L'animal était à présent face à Eeva. Azi maintenait la bête d'une main ferme et experte. La jeune fille n'osa pas lever les yeux vers lui. Il tendit la main à Kali, qui monta derrière lui.

— Allez, avance vermine. Tu connais le chemin, dit-elle. Et si tu parles de quoi que soit à qui que ce soit, tu auras affaire à moi.

Bien, Votre Altesse, répondit silencieusement Eeva.


Une fois dans sa chambre, Kali se décida à ouvrir le coffret en métal, cabossé par le temps. Elle fronça les sourcils en découvrant un vieux carnet à la couverture en cuir marron, gravé d'une étoile. Le papier était velouté sous ses doigts : toutes les pages étaient vierges. Elle referma le carnet et le posa sur le lit à côté de la pierre. Elle vit alors que la forme d'étoile sur la couverture semblait correspondre à celle de l'opale. Cela ne pouvait pas être une coïncidence.

Elle fit glisser la pierre sur le carnet. A l'instant même où l'alignement fut parfait, l'opale scintilla et les pages se mirent à dégager une lumière aveuglante. Les mains devant les yeux, Kali grimaça. La lumière s'éteignit tout aussi brusquement qu'elle était apparue.

Ouvrant un œil puis l'autre, Kali vit que le carnet s'était ouvert. Quelle ne fut pas sa surprise d'y découvrir des textes et des illustrations. Plus une seule page n'était vide, certaines écrites dans des langues inconnues. Cercles, étoiles à cinq branches, lunes et soleils côtoyaient créatures occultes et démons. Certaines pages étaient ornées de fleurs et de plantes diverses. Kali tourna frénétiquement les pages. Tant de choses à découvrir, à apprendre.
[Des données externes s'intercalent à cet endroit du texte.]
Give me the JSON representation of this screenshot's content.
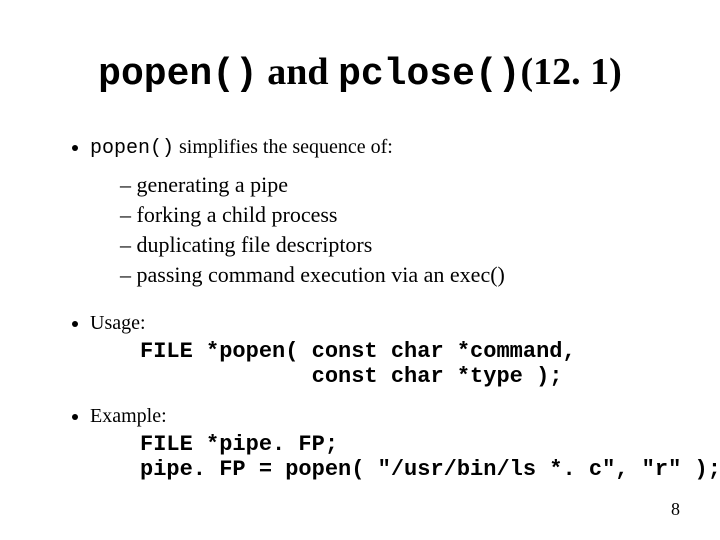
{
  "title": {
    "code1": "popen()",
    "mid": " and ",
    "code2": "pclose()",
    "ref": "(12. 1)"
  },
  "intro": {
    "code": "popen()",
    "rest": " simplifies the sequence of:"
  },
  "subitems": [
    "generating a pipe",
    "forking a child process",
    "duplicating file descriptors",
    "passing command execution via an exec()"
  ],
  "usage": {
    "label": "Usage:",
    "line1": "FILE *popen( const char *command,",
    "line2": "             const char *type );"
  },
  "example": {
    "label": "Example:",
    "line1": "FILE *pipe. FP;",
    "line2": "pipe. FP = popen( \"/usr/bin/ls *. c\", \"r\" );"
  },
  "page": "8"
}
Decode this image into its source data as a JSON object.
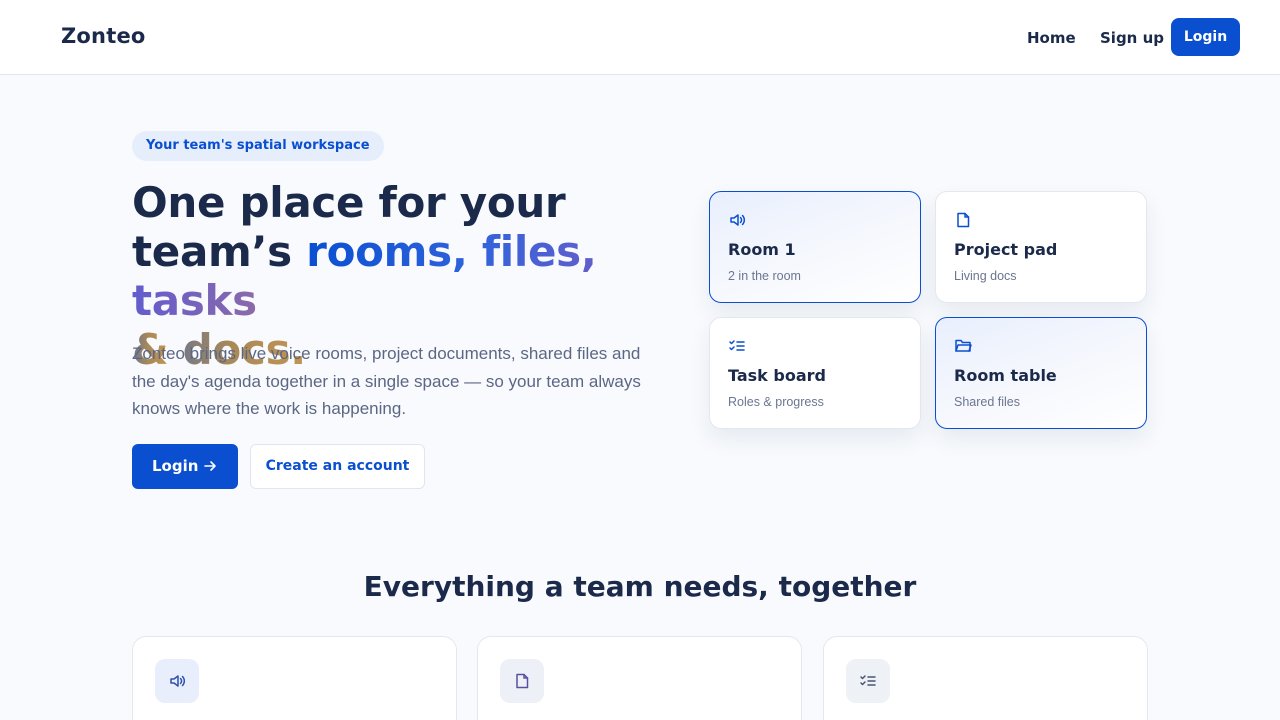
{
  "header": {
    "brand": "Zonteo",
    "nav": {
      "home": "Home",
      "signup": "Sign up",
      "login": "Login"
    }
  },
  "hero": {
    "pill": "Your team's spatial workspace",
    "headline": {
      "line1": "One place for your",
      "line2_plain": "team’s ",
      "line2_grad": "rooms, files, tasks",
      "line3_grad_a": "&",
      "line3_grad_b": " docs."
    },
    "description": "Zonteo brings live voice rooms, project documents, shared files and the day's agenda together in a single space — so your team always knows where the work is happening.",
    "primary_button": "Login",
    "secondary_button": "Create an account"
  },
  "tiles": [
    {
      "title": "Room 1",
      "subtitle": "2 in the room",
      "icon": "speaker-icon",
      "active": true
    },
    {
      "title": "Project pad",
      "subtitle": "Living docs",
      "icon": "document-icon",
      "active": false
    },
    {
      "title": "Task board",
      "subtitle": "Roles & progress",
      "icon": "checklist-icon",
      "active": false
    },
    {
      "title": "Room table",
      "subtitle": "Shared files",
      "icon": "folder-icon",
      "active": true
    }
  ],
  "features": {
    "title": "Everything a team needs, together",
    "cards": [
      {
        "icon": "speaker-icon"
      },
      {
        "icon": "document-icon"
      },
      {
        "icon": "checklist-icon"
      }
    ]
  },
  "colors": {
    "accent": "#0b4fd1",
    "text": "#1b2a4a",
    "muted": "#5b6784",
    "background": "#f8fafd"
  }
}
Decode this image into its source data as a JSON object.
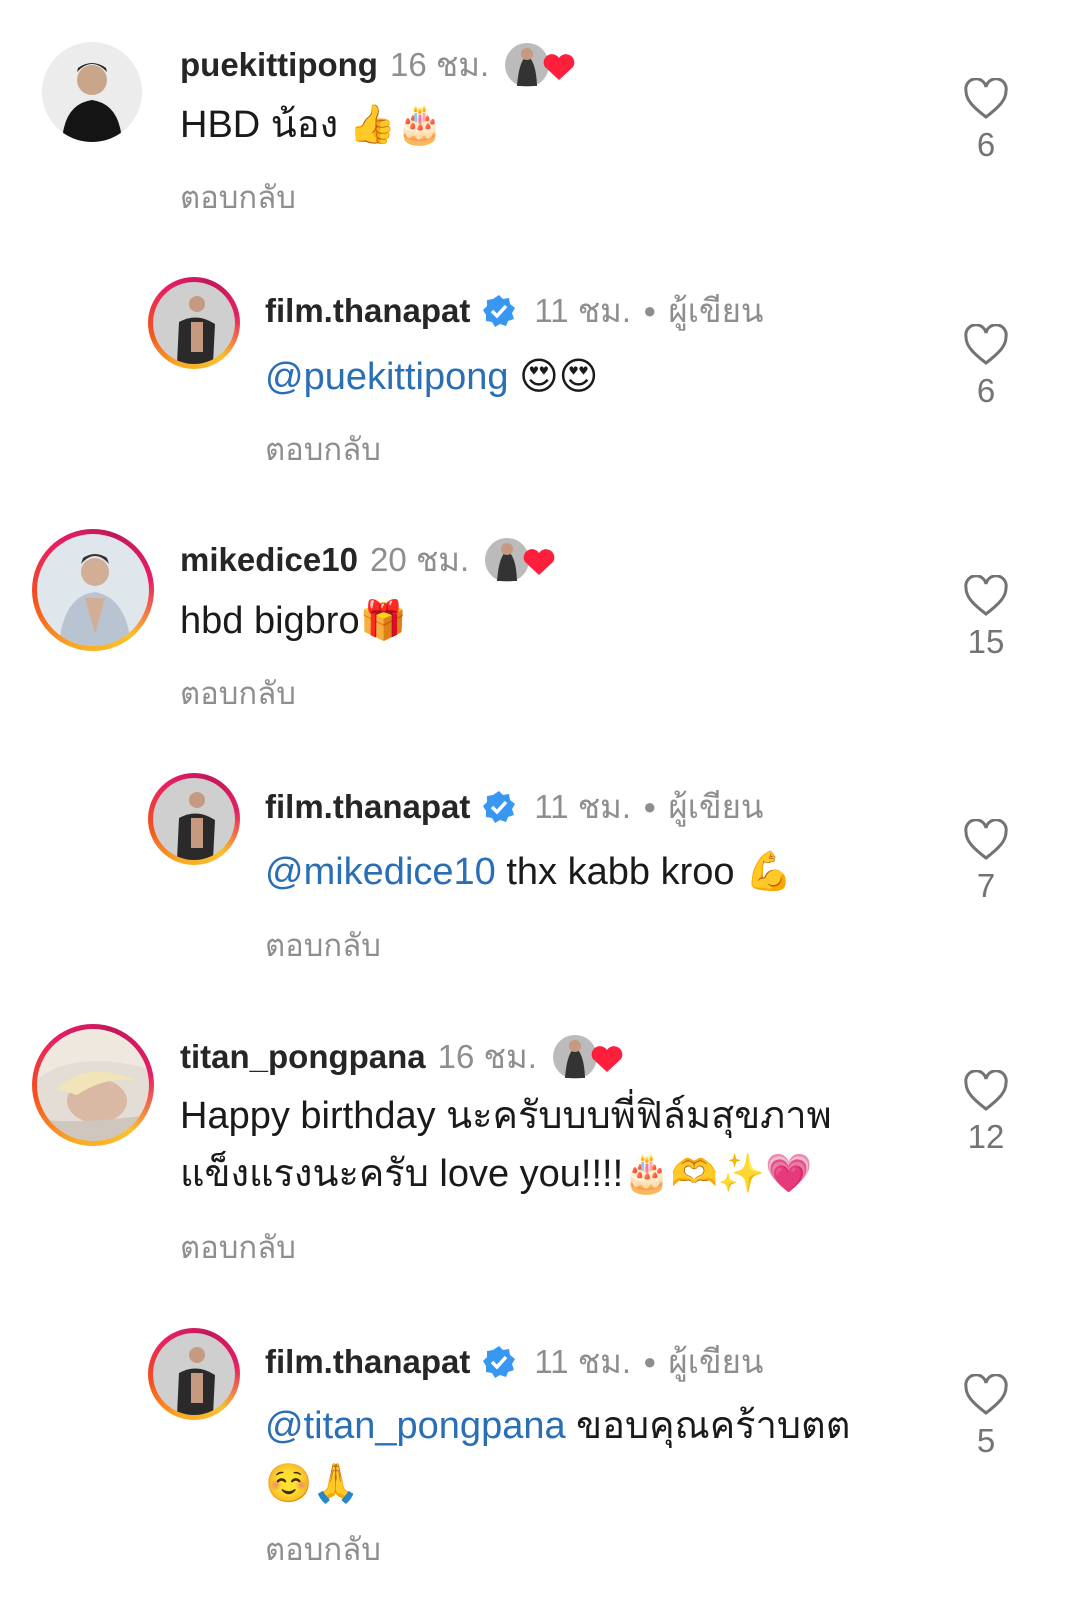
{
  "comments": [
    {
      "username": "puekittipong",
      "time": "16 ชม.",
      "text": "HBD น้อง ",
      "emoji": "👍🎂",
      "reply_label": "ตอบกลับ",
      "likes": "6"
    },
    {
      "username": "film.thanapat",
      "time": "11 ชม.",
      "author_label": "ผู้เขียน",
      "mention": "@puekittipong",
      "text": " ",
      "emoji": "😍😍",
      "reply_label": "ตอบกลับ",
      "likes": "6"
    },
    {
      "username": "mikedice10",
      "time": "20 ชม.",
      "text": "hbd bigbro",
      "emoji": "🎁",
      "reply_label": "ตอบกลับ",
      "likes": "15"
    },
    {
      "username": "film.thanapat",
      "time": "11 ชม.",
      "author_label": "ผู้เขียน",
      "mention": "@mikedice10",
      "text": " thx kabb kroo ",
      "emoji": "💪",
      "reply_label": "ตอบกลับ",
      "likes": "7"
    },
    {
      "username": "titan_pongpana",
      "time": "16 ชม.",
      "line1": "Happy birthday นะครับบบพี่ฟิล์มสุขภาพ",
      "line2": "แข็งแรงนะครับ love you!!!!",
      "emoji": "🎂🫶✨💗",
      "reply_label": "ตอบกลับ",
      "likes": "12"
    },
    {
      "username": "film.thanapat",
      "time": "11 ชม.",
      "author_label": "ผู้เขียน",
      "mention": "@titan_pongpana",
      "text": " ขอบคุณคร้าบตต",
      "emoji": "☺️🙏",
      "reply_label": "ตอบกลับ",
      "likes": "5"
    }
  ],
  "colors": {
    "mention": "#2a6fb5",
    "verified": "#3897f0",
    "liked_heart": "#ff1f3d",
    "meta_gray": "#8e8e8e"
  },
  "icons": [
    "heart-outline-icon",
    "verified-badge-icon",
    "creator-liked-heart-icon"
  ]
}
Elle s'étonna que l'une d'entre elles fût arrachée. L'intitulé du rituel, les sept sceaux, était accompagné de symboles inscrits dans des cercles. Pourquoi avoir fait disparaitre les instructions quant à la mise en œuvre de ce sortilège ? Tout cela était bien mystérieux.

Arrivée à la dernière page, elle découvrit une liste de noms. Qui avaient été ces personnes ?

Chang Liang

Haru Akira

Adélaïde de la Barthe

Amelia Samson

Mohinder Kumar

Hiawatha

Et à la dernière ligne, un nomqu'elle reconnut enfin : Badru Zamani.